There's something rather passive about the kinds of artificial intelligence ...[that are]...trained on an objective function. The AI tries to do a particular thing for which it might be exposed to an awful lot of data in trying to come up with ways to do this thing. But at the same time, it doesn't seem to inhabit bodies or inhabit worlds; it is solving problems in a disembodied, disworlded space. The nature of intelligence looks very different when we think of it as a rolling process that is embedded in bodies or embedded in worlds. Processes like that give rise to real understandings of a structured world.Then, his ideas on how our internal and external worlds are a continuum:
Perception itself is a kind of controlled hallucination. You experience a structured world because you expect a structured world, and the sensory information here acts as feedback on your expectations. It allows you to often correct them and to refine them. But the heavy lifting seems to be being done by the expectations. Does that mean that perception is a controlled hallucination? I sometimes think it would be good to flip that and just think that hallucination is a kind of uncontrolled perception.

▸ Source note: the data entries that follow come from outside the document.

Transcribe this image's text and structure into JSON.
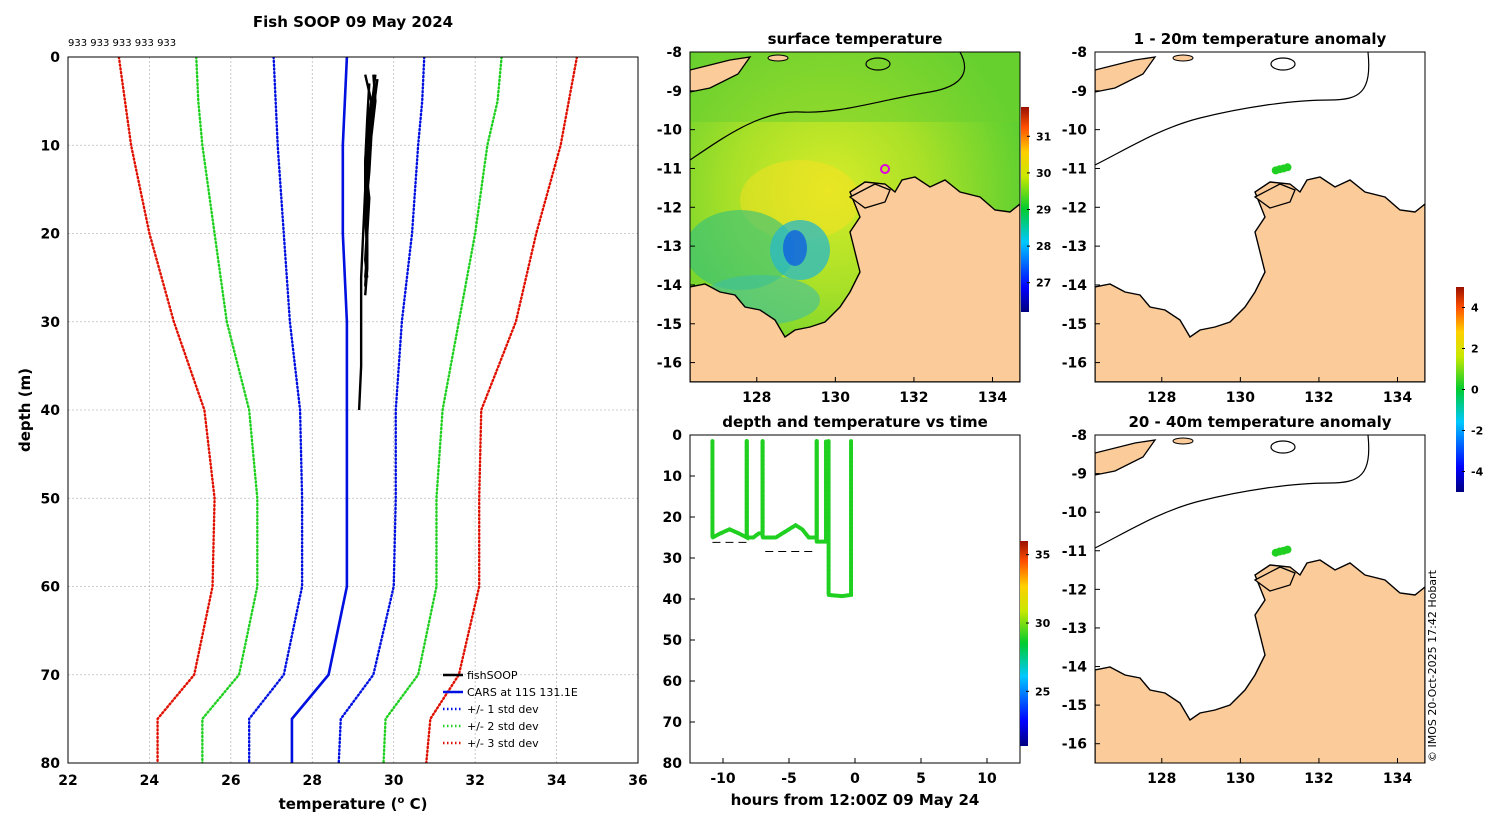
{
  "page": {
    "copyright": "© IMOS 20-Oct-2025 17:42 Hobart"
  },
  "colors": {
    "fishsoop": "#000000",
    "cars": "#0010e0",
    "std1": "#0010e0",
    "std2": "#20d020",
    "std3": "#e01000",
    "land": "#fbcb99",
    "obs_points": "#20d020"
  },
  "chart_data": [
    {
      "id": "profile",
      "type": "line",
      "title": "Fish SOOP 09 May 2024",
      "annotation": "933 933 933 933 933",
      "xlabel": "temperature (",
      "xlabel_sup": "o",
      "xlabel_suffix": " C)",
      "ylabel": "depth (m)",
      "xlim": [
        22,
        36
      ],
      "ylim": [
        0,
        80
      ],
      "x_ticks": [
        "22",
        "24",
        "26",
        "28",
        "30",
        "32",
        "34",
        "36"
      ],
      "y_ticks": [
        "0",
        "10",
        "20",
        "30",
        "40",
        "50",
        "60",
        "70",
        "80"
      ],
      "grid": true,
      "legend_position": "bottom-right",
      "legend": [
        "fishSOOP",
        "CARS at 11S 131.1E",
        "+/- 1 std dev",
        "+/- 2 std dev",
        "+/- 3 std dev"
      ],
      "depth": [
        0,
        5,
        10,
        20,
        30,
        40,
        50,
        60,
        70,
        75,
        80
      ],
      "series": [
        {
          "name": "CARS at 11S 131.1E",
          "style": "solid",
          "temperature": [
            28.85,
            28.8,
            28.75,
            28.75,
            28.85,
            28.85,
            28.85,
            28.85,
            28.4,
            27.5,
            27.5
          ]
        },
        {
          "name": "+1 std dev",
          "style": "dotted",
          "temperature": [
            30.75,
            30.7,
            30.6,
            30.45,
            30.2,
            30.05,
            30.05,
            30.0,
            29.5,
            28.7,
            28.65
          ]
        },
        {
          "name": "-1 std dev",
          "style": "dotted",
          "temperature": [
            27.05,
            27.1,
            27.15,
            27.3,
            27.45,
            27.7,
            27.75,
            27.75,
            27.3,
            26.45,
            26.45
          ]
        },
        {
          "name": "+2 std dev",
          "style": "dotted",
          "temperature": [
            32.65,
            32.55,
            32.3,
            32.0,
            31.6,
            31.2,
            31.05,
            31.05,
            30.6,
            29.8,
            29.75
          ]
        },
        {
          "name": "-2 std dev",
          "style": "dotted",
          "temperature": [
            25.15,
            25.2,
            25.3,
            25.6,
            25.9,
            26.45,
            26.65,
            26.65,
            26.2,
            25.3,
            25.3
          ]
        },
        {
          "name": "+3 std dev",
          "style": "dotted",
          "temperature": [
            34.5,
            34.3,
            34.1,
            33.5,
            33.0,
            32.15,
            32.1,
            32.1,
            31.6,
            30.9,
            30.8
          ]
        },
        {
          "name": "-3 std dev",
          "style": "dotted",
          "temperature": [
            23.25,
            23.4,
            23.55,
            24.0,
            24.6,
            25.35,
            25.6,
            25.55,
            25.1,
            24.2,
            24.2
          ]
        }
      ],
      "fishsoop_casts": [
        {
          "depth": [
            2,
            5,
            8,
            12,
            16,
            20,
            24,
            27
          ],
          "temperature": [
            29.3,
            29.45,
            29.35,
            29.3,
            29.4,
            29.35,
            29.35,
            29.3
          ]
        },
        {
          "depth": [
            2,
            5,
            9,
            13,
            18,
            22,
            26
          ],
          "temperature": [
            29.5,
            29.55,
            29.45,
            29.4,
            29.3,
            29.35,
            29.3
          ]
        },
        {
          "depth": [
            2.5,
            6,
            10,
            14,
            19,
            23,
            25
          ],
          "temperature": [
            29.6,
            29.5,
            29.4,
            29.35,
            29.35,
            29.3,
            29.35
          ]
        },
        {
          "depth": [
            3,
            7,
            12,
            17,
            22,
            25
          ],
          "temperature": [
            29.4,
            29.35,
            29.3,
            29.3,
            29.35,
            29.3
          ]
        },
        {
          "depth": [
            2,
            6,
            10,
            15,
            20,
            25,
            30,
            35,
            40
          ],
          "temperature": [
            29.55,
            29.45,
            29.35,
            29.3,
            29.25,
            29.2,
            29.2,
            29.2,
            29.15
          ]
        }
      ]
    },
    {
      "id": "sst_map",
      "type": "heatmap",
      "title": "surface temperature",
      "xlim": [
        126.3,
        134.7
      ],
      "ylim": [
        -16.5,
        -8
      ],
      "x_ticks": [
        "128",
        "130",
        "132",
        "134"
      ],
      "y_ticks": [
        "-8",
        "-9",
        "-10",
        "-11",
        "-12",
        "-13",
        "-14",
        "-15",
        "-16"
      ],
      "colorbar_ticks": [
        "27",
        "28",
        "29",
        "30",
        "31"
      ],
      "colorbar_range": [
        26.2,
        31.8
      ],
      "marker": {
        "lon": 131.1,
        "lat": -11.0
      }
    },
    {
      "id": "depth_time",
      "type": "scatter",
      "title": "depth and temperature vs time",
      "xlabel": "hours from 12:00Z 09 May 24",
      "xlim": [
        -12.5,
        12.5
      ],
      "ylim": [
        0,
        80
      ],
      "x_ticks": [
        "-10",
        "-5",
        "0",
        "5",
        "10"
      ],
      "y_ticks": [
        "0",
        "10",
        "20",
        "30",
        "40",
        "50",
        "60",
        "70",
        "80"
      ],
      "colorbar_ticks": [
        "25",
        "30",
        "35"
      ],
      "colorbar_range": [
        21,
        36
      ],
      "casts": [
        {
          "start": -10.8,
          "bottom_hours": [
            -10.8,
            -10.2,
            -9.5,
            -8.8,
            -8.2
          ],
          "bottom_depths": [
            25,
            24,
            23,
            24,
            25
          ],
          "end": -8.2
        },
        {
          "start": -8.2,
          "bottom_hours": [
            -8.2,
            -7.7,
            -7.3,
            -7.0
          ],
          "bottom_depths": [
            25,
            25,
            24,
            24
          ],
          "end": -7.0
        },
        {
          "start": -7.0,
          "bottom_hours": [
            -7.0,
            -6.0,
            -5.0,
            -4.5,
            -4.0,
            -3.5,
            -2.9
          ],
          "bottom_depths": [
            25,
            25,
            23,
            22,
            23,
            25,
            25
          ],
          "end": -2.9
        },
        {
          "start": -2.9,
          "bottom_hours": [
            -2.9,
            -2.2
          ],
          "bottom_depths": [
            26,
            26
          ],
          "end": -2.2
        },
        {
          "start": -2.0,
          "bottom_hours": [
            -2.0,
            -1.0,
            -0.3
          ],
          "bottom_depths": [
            39,
            39.3,
            39
          ],
          "end": -0.3
        }
      ],
      "seafloor_segments": [
        {
          "x": [
            -10.8,
            -8.2
          ],
          "depth": 26.2
        },
        {
          "x": [
            -6.8,
            -3.0
          ],
          "depth": 28.4
        }
      ]
    },
    {
      "id": "anom_1_20",
      "type": "heatmap",
      "title": "1 - 20m temperature anomaly",
      "xlim": [
        126.3,
        134.7
      ],
      "ylim": [
        -16.5,
        -8
      ],
      "x_ticks": [
        "128",
        "130",
        "132",
        "134"
      ],
      "y_ticks": [
        "-8",
        "-9",
        "-10",
        "-11",
        "-12",
        "-13",
        "-14",
        "-15",
        "-16"
      ],
      "points": {
        "lon": [
          130.9,
          131.0,
          131.1,
          131.2
        ],
        "lat": [
          -11.05,
          -11.02,
          -11.0,
          -10.97
        ]
      }
    },
    {
      "id": "anom_20_40",
      "type": "heatmap",
      "title": "20 - 40m temperature anomaly",
      "xlim": [
        126.3,
        134.7
      ],
      "ylim": [
        -16.5,
        -8
      ],
      "x_ticks": [
        "128",
        "130",
        "132",
        "134"
      ],
      "y_ticks": [
        "-8",
        "-9",
        "-10",
        "-11",
        "-12",
        "-13",
        "-14",
        "-15",
        "-16"
      ],
      "points": {
        "lon": [
          130.9,
          131.0,
          131.1,
          131.2
        ],
        "lat": [
          -11.05,
          -11.02,
          -11.0,
          -10.97
        ]
      },
      "colorbar_ticks": [
        "-4",
        "-2",
        "0",
        "2",
        "4"
      ],
      "colorbar_range": [
        -5,
        5
      ]
    }
  ]
}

The Bayesian brain, predictive processing, hierarchical predictive coding are all, roughly speaking, names for the same picture in which experience is constructed at the shifting borderline between sensory evidence and top-down prediction or expectation. There's been a big literature out there on the perceptual side of things. It's a fairly solid literature. What predictive processing did that I found particularly interesting—and this is mostly down to a move that was made by Karl Friston—was apply the same story to action. In action, what we're doing is making a certain set of predictions about the shape of the sensory information that would result if I were to perform the action. Then you get rid of prediction errors relative to that predicted flow by making the action.

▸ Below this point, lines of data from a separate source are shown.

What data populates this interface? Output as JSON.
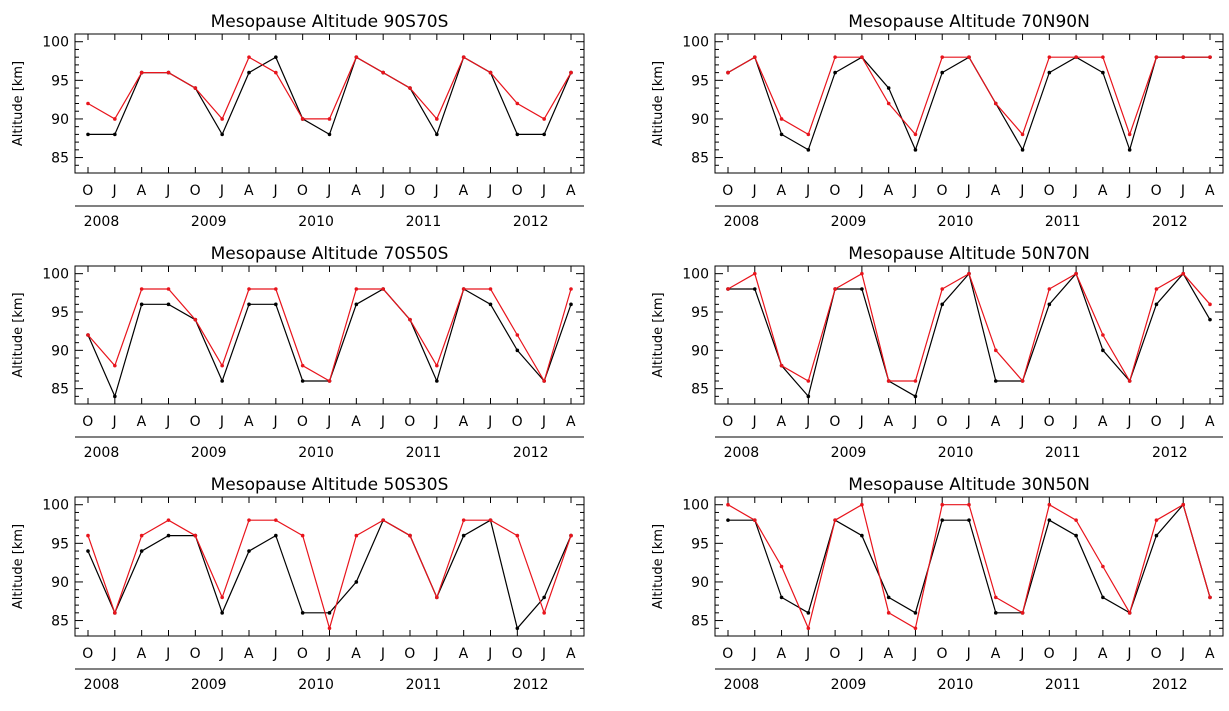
{
  "colors": {
    "series_red": "#e8141c",
    "series_black": "#000000",
    "axis": "#000000"
  },
  "chart_data": [
    {
      "type": "line",
      "title": "Mesopause Altitude 90S70S",
      "ylabel": "Altitude [km]",
      "ylim": [
        83,
        101
      ],
      "yticks": [
        85,
        90,
        95,
        100
      ],
      "x_tick_labels": [
        "O",
        "J",
        "A",
        "J",
        "O",
        "J",
        "A",
        "J",
        "O",
        "J",
        "A",
        "J",
        "O",
        "J",
        "A",
        "J",
        "O",
        "J",
        "A"
      ],
      "year_labels": [
        "2008",
        "2009",
        "2010",
        "2011",
        "2012"
      ],
      "series": [
        {
          "color": "#e8141c",
          "values": [
            92,
            90,
            96,
            96,
            94,
            90,
            98,
            96,
            90,
            90,
            98,
            96,
            94,
            90,
            98,
            96,
            92,
            90,
            96
          ]
        },
        {
          "color": "#000000",
          "values": [
            88,
            88,
            96,
            96,
            94,
            88,
            96,
            98,
            90,
            88,
            98,
            96,
            94,
            88,
            98,
            96,
            88,
            88,
            96
          ]
        }
      ]
    },
    {
      "type": "line",
      "title": "Mesopause Altitude 70N90N",
      "ylabel": "Altitude [km]",
      "ylim": [
        83,
        101
      ],
      "yticks": [
        85,
        90,
        95,
        100
      ],
      "x_tick_labels": [
        "O",
        "J",
        "A",
        "J",
        "O",
        "J",
        "A",
        "J",
        "O",
        "J",
        "A",
        "J",
        "O",
        "J",
        "A",
        "J",
        "O",
        "J",
        "A"
      ],
      "year_labels": [
        "2008",
        "2009",
        "2010",
        "2011",
        "2012"
      ],
      "series": [
        {
          "color": "#e8141c",
          "values": [
            96,
            98,
            90,
            88,
            98,
            98,
            92,
            88,
            98,
            98,
            92,
            88,
            98,
            98,
            98,
            88,
            98,
            98,
            98
          ]
        },
        {
          "color": "#000000",
          "values": [
            96,
            98,
            88,
            86,
            96,
            98,
            94,
            86,
            96,
            98,
            92,
            86,
            96,
            98,
            96,
            86,
            98,
            98,
            98
          ]
        }
      ]
    },
    {
      "type": "line",
      "title": "Mesopause Altitude 70S50S",
      "ylabel": "Altitude [km]",
      "ylim": [
        83,
        101
      ],
      "yticks": [
        85,
        90,
        95,
        100
      ],
      "x_tick_labels": [
        "O",
        "J",
        "A",
        "J",
        "O",
        "J",
        "A",
        "J",
        "O",
        "J",
        "A",
        "J",
        "O",
        "J",
        "A",
        "J",
        "O",
        "J",
        "A"
      ],
      "year_labels": [
        "2008",
        "2009",
        "2010",
        "2011",
        "2012"
      ],
      "series": [
        {
          "color": "#e8141c",
          "values": [
            92,
            88,
            98,
            98,
            94,
            88,
            98,
            98,
            88,
            86,
            98,
            98,
            94,
            88,
            98,
            98,
            92,
            86,
            98
          ]
        },
        {
          "color": "#000000",
          "values": [
            92,
            84,
            96,
            96,
            94,
            86,
            96,
            96,
            86,
            86,
            96,
            98,
            94,
            86,
            98,
            96,
            90,
            86,
            96
          ]
        }
      ]
    },
    {
      "type": "line",
      "title": "Mesopause Altitude 50N70N",
      "ylabel": "Altitude [km]",
      "ylim": [
        83,
        101
      ],
      "yticks": [
        85,
        90,
        95,
        100
      ],
      "x_tick_labels": [
        "O",
        "J",
        "A",
        "J",
        "O",
        "J",
        "A",
        "J",
        "O",
        "J",
        "A",
        "J",
        "O",
        "J",
        "A",
        "J",
        "O",
        "J",
        "A"
      ],
      "year_labels": [
        "2008",
        "2009",
        "2010",
        "2011",
        "2012"
      ],
      "series": [
        {
          "color": "#e8141c",
          "values": [
            98,
            100,
            88,
            86,
            98,
            100,
            86,
            86,
            98,
            100,
            90,
            86,
            98,
            100,
            92,
            86,
            98,
            100,
            96
          ]
        },
        {
          "color": "#000000",
          "values": [
            98,
            98,
            88,
            84,
            98,
            98,
            86,
            84,
            96,
            100,
            86,
            86,
            96,
            100,
            90,
            86,
            96,
            100,
            94
          ]
        }
      ]
    },
    {
      "type": "line",
      "title": "Mesopause Altitude 50S30S",
      "ylabel": "Altitude [km]",
      "ylim": [
        83,
        101
      ],
      "yticks": [
        85,
        90,
        95,
        100
      ],
      "x_tick_labels": [
        "O",
        "J",
        "A",
        "J",
        "O",
        "J",
        "A",
        "J",
        "O",
        "J",
        "A",
        "J",
        "O",
        "J",
        "A",
        "J",
        "O",
        "J",
        "A"
      ],
      "year_labels": [
        "2008",
        "2009",
        "2010",
        "2011",
        "2012"
      ],
      "series": [
        {
          "color": "#e8141c",
          "values": [
            96,
            86,
            96,
            98,
            96,
            88,
            98,
            98,
            96,
            84,
            96,
            98,
            96,
            88,
            98,
            98,
            96,
            86,
            96
          ]
        },
        {
          "color": "#000000",
          "values": [
            94,
            86,
            94,
            96,
            96,
            86,
            94,
            96,
            86,
            86,
            90,
            98,
            96,
            88,
            96,
            98,
            84,
            88,
            96
          ]
        }
      ]
    },
    {
      "type": "line",
      "title": "Mesopause Altitude 30N50N",
      "ylabel": "Altitude [km]",
      "ylim": [
        83,
        101
      ],
      "yticks": [
        85,
        90,
        95,
        100
      ],
      "x_tick_labels": [
        "O",
        "J",
        "A",
        "J",
        "O",
        "J",
        "A",
        "J",
        "O",
        "J",
        "A",
        "J",
        "O",
        "J",
        "A",
        "J",
        "O",
        "J",
        "A"
      ],
      "year_labels": [
        "2008",
        "2009",
        "2010",
        "2011",
        "2012"
      ],
      "series": [
        {
          "color": "#e8141c",
          "values": [
            100,
            98,
            92,
            84,
            98,
            100,
            86,
            84,
            100,
            100,
            88,
            86,
            100,
            98,
            92,
            86,
            98,
            100,
            88
          ]
        },
        {
          "color": "#000000",
          "values": [
            98,
            98,
            88,
            86,
            98,
            96,
            88,
            86,
            98,
            98,
            86,
            86,
            98,
            96,
            88,
            86,
            96,
            100,
            88
          ]
        }
      ]
    }
  ]
}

There's a pleasing symmetry there. Once you've got action on the table in these stories—the idea is that we bring action about by predicting sensory flows that are non actual and then getting rid of prediction errors relative to those sensory flows by bringing the action about—that means that epistemic action, as it's sometimes called, is right there on the table. Systems like that cannot just act in the world to fulfill their goals; they can also act in the world so as to get better information to fulfill their goals. And that's something that active animals do all the time. The chicken, when it bobs its head around, is moving its sensors around to get information that allows it to do depth perception that it can't do unless it bobs its head around...Epistemic action, and practical action, and perception, and understanding are now all rolled together in this nice package.

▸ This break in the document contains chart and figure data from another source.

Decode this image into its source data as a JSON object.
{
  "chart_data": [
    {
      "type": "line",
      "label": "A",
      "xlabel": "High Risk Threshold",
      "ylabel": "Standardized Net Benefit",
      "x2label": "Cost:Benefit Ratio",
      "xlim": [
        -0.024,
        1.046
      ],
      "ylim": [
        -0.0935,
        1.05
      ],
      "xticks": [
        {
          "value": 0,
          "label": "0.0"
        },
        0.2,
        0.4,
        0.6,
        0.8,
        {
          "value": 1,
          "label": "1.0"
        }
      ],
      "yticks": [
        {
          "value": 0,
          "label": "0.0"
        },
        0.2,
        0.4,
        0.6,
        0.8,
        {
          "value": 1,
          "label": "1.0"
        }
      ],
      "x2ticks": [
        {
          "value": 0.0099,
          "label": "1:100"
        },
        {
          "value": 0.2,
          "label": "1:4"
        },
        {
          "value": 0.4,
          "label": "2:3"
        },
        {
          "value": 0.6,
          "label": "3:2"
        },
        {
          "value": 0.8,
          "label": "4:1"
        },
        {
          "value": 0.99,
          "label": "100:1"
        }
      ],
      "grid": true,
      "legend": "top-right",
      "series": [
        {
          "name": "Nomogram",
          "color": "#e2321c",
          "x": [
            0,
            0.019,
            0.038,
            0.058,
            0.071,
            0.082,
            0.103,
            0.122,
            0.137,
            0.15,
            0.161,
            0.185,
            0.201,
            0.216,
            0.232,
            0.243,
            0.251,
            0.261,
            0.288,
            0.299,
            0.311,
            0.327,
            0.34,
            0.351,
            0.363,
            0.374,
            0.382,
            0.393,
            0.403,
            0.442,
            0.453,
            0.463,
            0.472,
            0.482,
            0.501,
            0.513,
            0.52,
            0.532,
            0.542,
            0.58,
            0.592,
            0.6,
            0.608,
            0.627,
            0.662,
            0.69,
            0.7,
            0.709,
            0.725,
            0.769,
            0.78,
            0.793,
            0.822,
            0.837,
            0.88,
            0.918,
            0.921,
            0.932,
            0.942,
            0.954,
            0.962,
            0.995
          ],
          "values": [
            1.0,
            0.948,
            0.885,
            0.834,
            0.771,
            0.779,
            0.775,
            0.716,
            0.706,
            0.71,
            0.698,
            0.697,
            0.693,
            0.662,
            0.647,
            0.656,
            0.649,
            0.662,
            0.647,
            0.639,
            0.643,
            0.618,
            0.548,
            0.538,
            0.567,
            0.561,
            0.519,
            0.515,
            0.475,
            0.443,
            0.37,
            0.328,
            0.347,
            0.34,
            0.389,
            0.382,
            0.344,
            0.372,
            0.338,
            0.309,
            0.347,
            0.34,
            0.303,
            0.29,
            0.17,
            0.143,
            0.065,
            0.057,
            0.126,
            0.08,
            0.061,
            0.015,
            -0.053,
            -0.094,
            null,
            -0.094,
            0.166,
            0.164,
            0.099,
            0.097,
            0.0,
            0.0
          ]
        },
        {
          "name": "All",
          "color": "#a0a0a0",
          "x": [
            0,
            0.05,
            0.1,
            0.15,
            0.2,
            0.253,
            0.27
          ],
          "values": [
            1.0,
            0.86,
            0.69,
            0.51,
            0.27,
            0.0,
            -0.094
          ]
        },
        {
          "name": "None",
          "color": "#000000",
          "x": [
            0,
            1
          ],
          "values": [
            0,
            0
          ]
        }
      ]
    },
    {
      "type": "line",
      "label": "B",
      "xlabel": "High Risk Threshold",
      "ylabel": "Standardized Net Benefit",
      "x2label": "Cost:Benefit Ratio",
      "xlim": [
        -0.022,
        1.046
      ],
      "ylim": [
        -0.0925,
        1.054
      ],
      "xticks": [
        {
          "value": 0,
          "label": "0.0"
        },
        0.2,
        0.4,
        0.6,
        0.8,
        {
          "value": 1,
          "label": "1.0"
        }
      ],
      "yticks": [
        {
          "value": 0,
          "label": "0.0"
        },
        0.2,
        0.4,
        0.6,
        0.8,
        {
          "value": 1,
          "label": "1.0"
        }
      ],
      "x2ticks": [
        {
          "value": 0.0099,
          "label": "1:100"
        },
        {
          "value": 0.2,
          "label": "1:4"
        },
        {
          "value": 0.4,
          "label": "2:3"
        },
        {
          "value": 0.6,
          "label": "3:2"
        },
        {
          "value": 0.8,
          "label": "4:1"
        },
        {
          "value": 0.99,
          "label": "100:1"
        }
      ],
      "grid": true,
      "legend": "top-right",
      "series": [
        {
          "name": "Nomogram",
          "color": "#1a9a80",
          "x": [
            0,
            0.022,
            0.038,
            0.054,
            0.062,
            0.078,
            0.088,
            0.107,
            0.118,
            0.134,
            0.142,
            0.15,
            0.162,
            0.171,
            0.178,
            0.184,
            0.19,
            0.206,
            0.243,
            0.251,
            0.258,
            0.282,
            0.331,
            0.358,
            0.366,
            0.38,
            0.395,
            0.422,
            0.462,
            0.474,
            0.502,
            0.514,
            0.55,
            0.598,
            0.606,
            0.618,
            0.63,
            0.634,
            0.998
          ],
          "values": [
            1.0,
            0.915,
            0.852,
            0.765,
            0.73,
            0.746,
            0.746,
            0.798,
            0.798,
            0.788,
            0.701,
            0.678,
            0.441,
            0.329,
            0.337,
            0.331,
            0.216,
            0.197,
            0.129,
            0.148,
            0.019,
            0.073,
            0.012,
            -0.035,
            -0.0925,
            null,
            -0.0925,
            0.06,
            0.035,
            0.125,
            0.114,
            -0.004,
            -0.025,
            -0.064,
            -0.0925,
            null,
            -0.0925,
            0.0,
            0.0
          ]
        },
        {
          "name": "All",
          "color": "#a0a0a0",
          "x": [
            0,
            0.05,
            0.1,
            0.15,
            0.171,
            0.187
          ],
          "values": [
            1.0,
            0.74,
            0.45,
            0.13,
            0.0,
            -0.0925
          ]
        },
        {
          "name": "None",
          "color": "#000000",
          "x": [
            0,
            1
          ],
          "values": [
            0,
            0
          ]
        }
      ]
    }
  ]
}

An upshot here is that there's no experience without the application of some model to try to sift what is worthwhile for a creature like you in the signal and what isn't worthwhile for a creature like you.
Apart from the exteroceptive signals that we take in from vision, sound, and so on, and apart from the proprioceptive signals from our body that are what we predict in order to move our body around, there's also all of the interoceptive signals that are coming from the heart and from the viscera, et cetera...being subtly inflected by interoception information is part of what makes our conscious experience of the world the kind of experience that it is. So, artificial systems without interoception could perceive their world in an exteroceptive way, they could act in their world, but they would be lacking what seems to me to be one important dimension of what it is to be a conscious human being in the world.